Friday, March 24, 2017

The Fiercest Invader Yet

What may appear on first blush to be tranquil and serene now amounts to the single largest vegetative management challenge on Lake Erie coastal marshes (and beyond). It may present the biggest management challenge, period.

So, let's recap a bit. A bug can create problems (emerald ash borer) and a bug can solve problems (loosestrife beetles), but one common thread and nearly universal truth already developing is that invasive species tend to be a major problem with far-reaching negative consequences. Therefore, invasive species, particularly plant species, are central to both the marsh landscape and the management of the landscape. To continue the tale then, we move to the next chapter.
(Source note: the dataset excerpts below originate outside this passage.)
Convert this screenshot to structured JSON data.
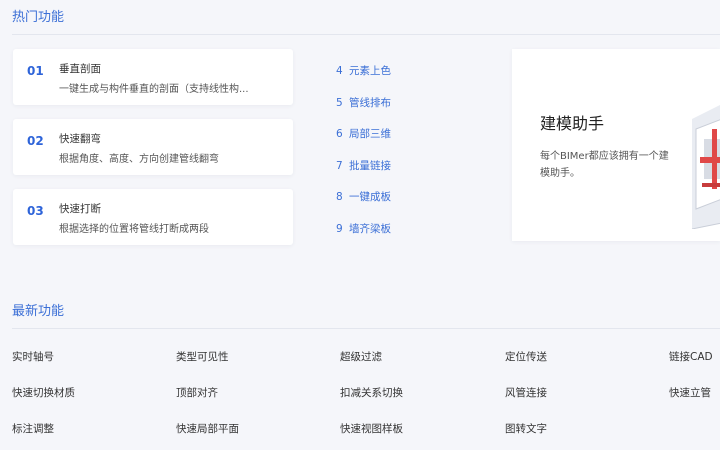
{
  "hot": {
    "title": "热门功能",
    "cards": [
      {
        "num": "01",
        "title": "垂直剖面",
        "desc": "一键生成与构件垂直的剖面（支持线性构..."
      },
      {
        "num": "02",
        "title": "快速翻弯",
        "desc": "根据角度、高度、方向创建管线翻弯"
      },
      {
        "num": "03",
        "title": "快速打断",
        "desc": "根据选择的位置将管线打断成两段"
      }
    ],
    "links": [
      {
        "idx": "4",
        "label": "元素上色"
      },
      {
        "idx": "5",
        "label": "管线排布"
      },
      {
        "idx": "6",
        "label": "局部三维"
      },
      {
        "idx": "7",
        "label": "批量链接"
      },
      {
        "idx": "8",
        "label": "一键成板"
      },
      {
        "idx": "9",
        "label": "墙齐梁板"
      }
    ],
    "promo": {
      "title": "建模助手",
      "desc": "每个BIMer都应该拥有一个建模助手。"
    }
  },
  "latest": {
    "title": "最新功能",
    "rows": [
      [
        "实时轴号",
        "类型可见性",
        "超级过滤",
        "定位传送",
        "链接CAD"
      ],
      [
        "快速切换材质",
        "顶部对齐",
        "扣减关系切换",
        "风管连接",
        "快速立管"
      ],
      [
        "标注调整",
        "快速局部平面",
        "快速视图样板",
        "图转文字"
      ]
    ]
  },
  "colors": {
    "accent": "#3b6fd6",
    "number": "#2e64d9",
    "background": "#f5f6fa"
  }
}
Just as researchers and managers on the ground were starting to make headway via the Galerucella beetle and purple loosestrife was starting to show a chink in the armor (late 1990s in the Western Basin), yet another aggressor, Phragmites australis, or "Phrag" as it is affectionately referred to by manywas on deck as the next big invader.

To understand why this invasive was poised to fill any void, the role of water levels should be briefly explained. One common refrain that I'll do my best not to repeat ad nauseum is that water levels -- and the timing and extent of water level fluctuations -- are the engine that drives most all other living things in the marsh. Even an inch or two more or less can mean all the difference as to what plants grow (or don't grow) . . . and the resulting plant diversity (or monoculture) has a profound domino effect on everything else that might visit or rely on the resulting vegetative community.
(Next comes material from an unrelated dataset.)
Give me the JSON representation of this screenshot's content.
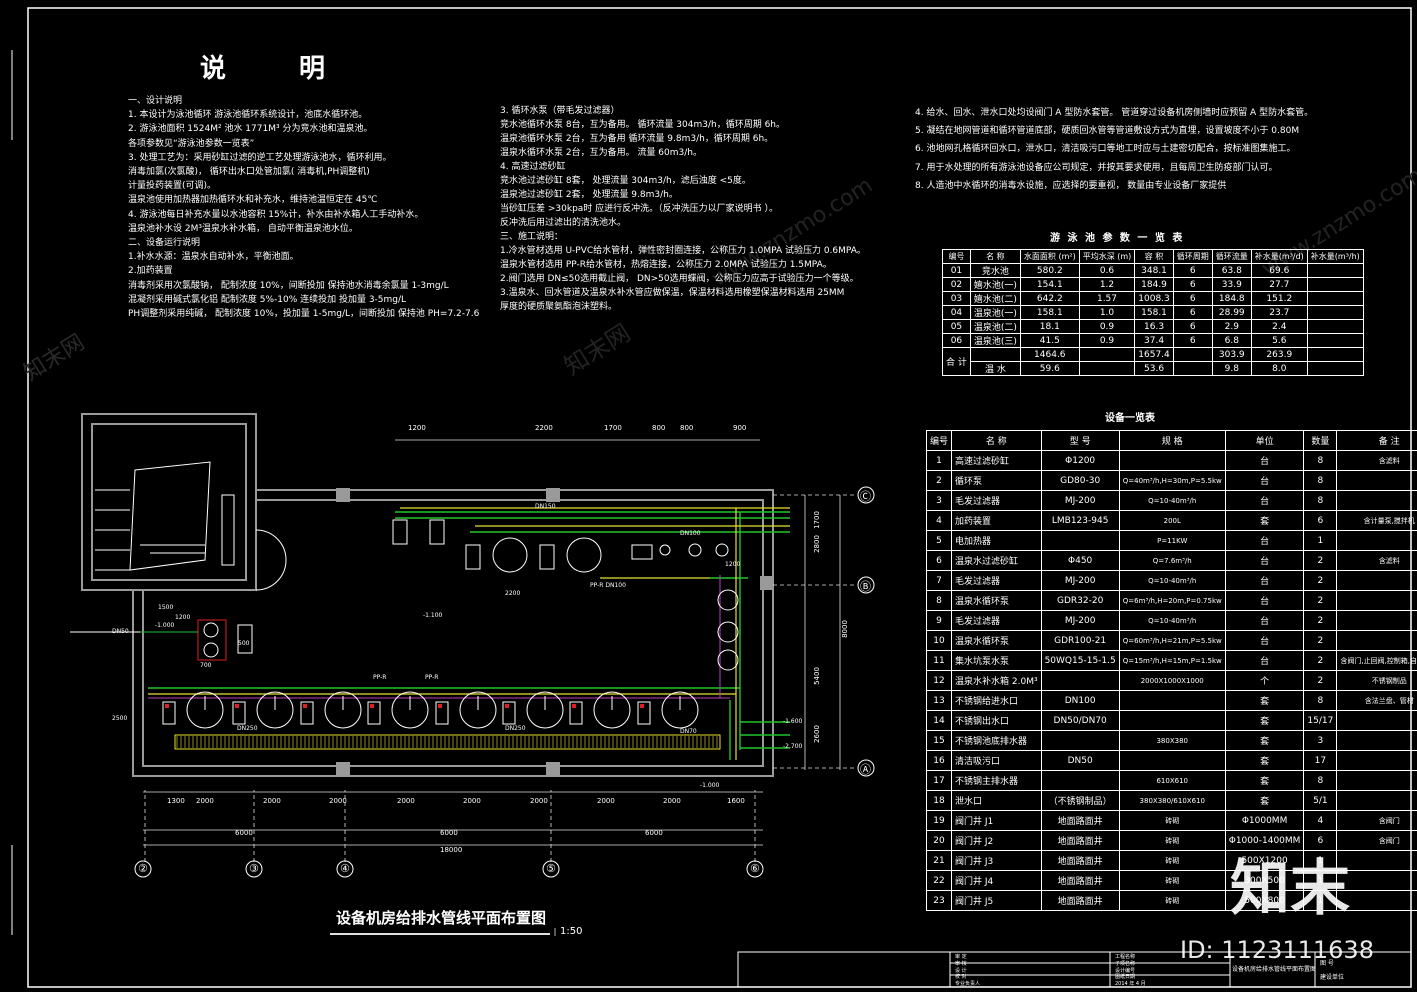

It is also important to understand that Lake Erie -- and all the Great Lakes, for that matter -- have historically undergone cyclical swings in basin-wide water levels, typically measured over decades. The southwestern Lake Erie region had undergone a significant spike aptly referred to as "high water years" in the early 1970s, but by 2000, Great Lakes water levels had returned to long-term averages. As water levels continued to drop, the table was set for "Common Reed" (P. australis) to become entirely too common.

While there is (or at least was) a native taxa, the Phrag that quickly began forming dense thickets of vegetation unsuitable for any other native fauna was another Eurasian import. The unusually broad growth tolerances in terms of water levels (moist soils to water depths of more than 3' -- unheard of by native species) along with the rapid expansion of above ground biomass (up to 20' horizontally per year) -- meant that Phrag could block light to other plants in an evolutionary instant and convert a broad range of wetland habitats into a Phragmites monoculture very quickly.
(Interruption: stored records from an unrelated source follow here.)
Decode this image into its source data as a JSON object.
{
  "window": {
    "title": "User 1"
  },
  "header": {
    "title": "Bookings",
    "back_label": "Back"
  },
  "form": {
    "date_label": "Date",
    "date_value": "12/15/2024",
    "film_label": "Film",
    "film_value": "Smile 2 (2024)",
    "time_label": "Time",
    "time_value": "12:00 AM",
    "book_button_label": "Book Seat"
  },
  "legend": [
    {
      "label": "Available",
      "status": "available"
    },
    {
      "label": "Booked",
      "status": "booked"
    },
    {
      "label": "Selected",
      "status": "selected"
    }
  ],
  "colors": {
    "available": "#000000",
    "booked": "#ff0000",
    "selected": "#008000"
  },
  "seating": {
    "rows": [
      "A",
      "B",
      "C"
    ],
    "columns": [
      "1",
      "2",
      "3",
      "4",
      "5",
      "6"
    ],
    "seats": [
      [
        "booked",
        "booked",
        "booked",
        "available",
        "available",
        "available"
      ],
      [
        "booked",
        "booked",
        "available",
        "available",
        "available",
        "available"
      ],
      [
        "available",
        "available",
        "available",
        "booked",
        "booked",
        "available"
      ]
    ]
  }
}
And convert it did. Consider further that Phrag can grow up to 20' tall (8-12' on average in Bay View) and so thick that a grown adult is hard-pressed to walk through it, and it becomes clear why Phrag quickly became a force to be reckoned with. At it's worst, Phragmites may have covered 25% of Standing Rush property. The only reason it didn't press further was (1) it was in a turf war with loosestrife early on, and (2) water levels could be intentionally kept high enough, long enough, that Phrag could only go so far.

This is a chapter with many subplots, so more on the oh-so COMMON reed will most certainly follow.